Once we shifted to the circuit, we used Track mode (obviously), which split the output evenly to across both axles (50:50). This shakes the GR Yaris’s tail happiness off, replacing it with heightened senses in the way it responds to steering and throttle inputs plus a great deal of additional traction to boot. Driven in a hurry, the little Toyota is incredibly well-balanced and composed on the move. And the six-speed manual transmission is surprisingly easy to fiddle with on the fly; downshifting before corners was a breeze, though we suspect the car’s automatic rev-matching feature did half the work for us. 

That said, the GR Yaris is far from the fastest car we’ve driven in Sepang; we just about shaved the 190kph mark on the main straight. However, we were still able to stay hot on the heels of the lead car, a GR Supra looking ravishing in red, thanks to its innate ability for maintaining grip and momentum through the circuit’s trickiest bends in proper rally car fashion, understeer nowhere in sight. Even though Toyota has nailed the GR Yaris’s steering, you could technically work your way through the track’s gentler, sweeping sections such as Turns 8-9 and 12-13 mostly by modulating the throttle to free the hands from having to deal with any mid-corner corrections.

Perhaps the biggest takeaway from the whole experience, which is probably where the GR Yaris earns its perfect score, is how it keeps the driver engaged through it all, even when it’s skating through the circuit on the sheer brilliance of its chassis and powertrain alone. It’s a shame we only had three laps to lap it all up – I could have easily done 30 without a care in the world, dead certain that the grin on my face by the last lap would be as wide as it was at the start. 

Supra
6MT

It has an innate ability for maintaining grip and momentum through the circuit’s trickiest bends in proper rally car fashion, understeer nowhere in sight

FINAL THOUGHTS – do they even matter? 

Every paragraph you’ve read thus far is merely a long and winding way to get to the same conclusion: that in the GR Yaris, Toyota has produced a supremely accomplished driver’s car by every metric that matters behind the wheel. Its award-winning quality is undeniable. And on the rare occasion when a dinky little hatch which ticks all the right boxes with more poise and sass than a mid-engined supercar comes along, the long and winding way is the only way to go. 
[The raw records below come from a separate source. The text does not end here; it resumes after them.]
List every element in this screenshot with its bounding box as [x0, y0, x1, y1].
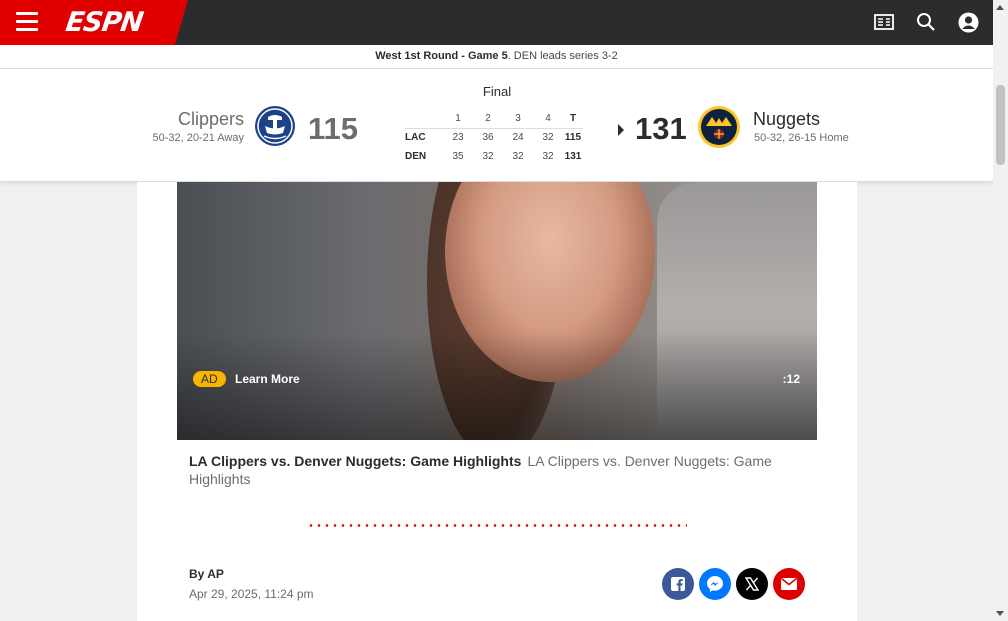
total-label: T	[563, 109, 583, 129]
away-team-record: 50-32, 20-21 Away	[152, 132, 244, 144]
share-buttons	[662, 568, 805, 600]
learn-more-link[interactable]: Learn More	[235, 372, 300, 386]
quarter-score: 32	[542, 132, 554, 144]
facebook-icon[interactable]	[662, 568, 694, 600]
x-icon[interactable]	[736, 568, 768, 600]
video-caption: LA Clippers vs. Denver Nuggets: Game Hig…	[189, 452, 789, 488]
publish-date: Apr 29, 2025, 11:24 pm	[189, 587, 314, 601]
scoreboard: Clippers 50-32, 20-21 Away 115 Final 1 2…	[0, 69, 993, 182]
home-team-name[interactable]: Nuggets	[753, 109, 820, 130]
total-score: 115	[564, 132, 582, 144]
video-title[interactable]: LA Clippers vs. Denver Nuggets: Game Hig…	[189, 453, 521, 469]
linescore-header-row: 1 2 3 4 T	[405, 109, 583, 129]
search-icon[interactable]	[915, 11, 937, 33]
period-label: 2	[473, 109, 503, 129]
quarter-score: 36	[482, 132, 494, 144]
away-score: 115	[308, 111, 359, 146]
quarter-score: 32	[482, 151, 494, 162]
linescore-row-away: LAC 23 36 24 32 115	[405, 128, 583, 147]
team-abbr: DEN	[405, 151, 427, 162]
top-navigation: ESPN	[0, 0, 993, 45]
page-scrollbar[interactable]	[993, 0, 1008, 621]
ad-duration: :12	[782, 372, 800, 386]
linescore-table: 1 2 3 4 T LAC 23 36 24 32 115 DEN 35 32 …	[405, 109, 583, 166]
clippers-logo-icon[interactable]	[254, 105, 296, 147]
game-status: Final	[482, 84, 512, 99]
series-round: West 1st Round - Game 5	[375, 50, 508, 62]
espn-logo[interactable]: ESPN	[64, 7, 145, 38]
ad-badge: AD	[193, 371, 226, 387]
scroll-thumb[interactable]	[996, 85, 1005, 165]
menu-icon[interactable]	[16, 12, 38, 32]
email-icon[interactable]	[773, 568, 805, 600]
period-label: 4	[533, 109, 563, 129]
away-team-name[interactable]: Clippers	[178, 109, 244, 130]
scroll-up-icon[interactable]	[996, 5, 1004, 10]
home-team-record: 50-32, 26-15 Home	[754, 132, 849, 144]
video-overlay-shade	[177, 332, 817, 440]
series-status: . DEN leads series 3-2	[507, 50, 618, 62]
series-status-bar: West 1st Round - Game 5. DEN leads serie…	[0, 45, 993, 69]
quarter-score: 23	[452, 132, 464, 144]
winner-arrow-icon	[618, 124, 624, 136]
messenger-icon[interactable]	[699, 568, 731, 600]
period-label: 1	[443, 109, 473, 129]
profile-icon[interactable]	[957, 11, 979, 33]
article-container: AD Learn More :12 LA Clippers vs. Denver…	[137, 182, 857, 621]
quarter-score: 32	[512, 151, 524, 162]
period-label: 3	[503, 109, 533, 129]
quarter-score: 32	[542, 151, 554, 162]
total-score: 131	[564, 151, 582, 162]
nuggets-logo-icon[interactable]	[697, 105, 741, 149]
byline: By AP	[189, 567, 224, 581]
video-player[interactable]: AD Learn More :12	[177, 182, 817, 440]
quarter-score: 35	[452, 151, 464, 162]
dotted-divider	[307, 524, 687, 527]
nav-icons	[873, 11, 979, 33]
linescore-row-home: DEN 35 32 32 32 131	[405, 147, 583, 166]
team-abbr: LAC	[405, 132, 426, 144]
home-score: 131	[635, 111, 687, 146]
scroll-down-icon[interactable]	[996, 611, 1004, 616]
quarter-score: 24	[512, 132, 524, 144]
scores-icon[interactable]	[873, 11, 895, 33]
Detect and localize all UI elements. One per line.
Sadly, none of this matters to would-be buyers simply because there isn’t room for any more bookings. If anything, this article only serves as additional validation for the 200 Malaysians who paid good money to be at the front of the queue – a syok sendiri piece, so to speak. In fact, RM300k already sounds like a bargain for a car that has attained collector’s status before it even hit the road. And surely there isn’t a soul that needs to be reminded of how amazing the GR Yaris is, such is its knack of finding its way onto trending lists and magazine covers the world over.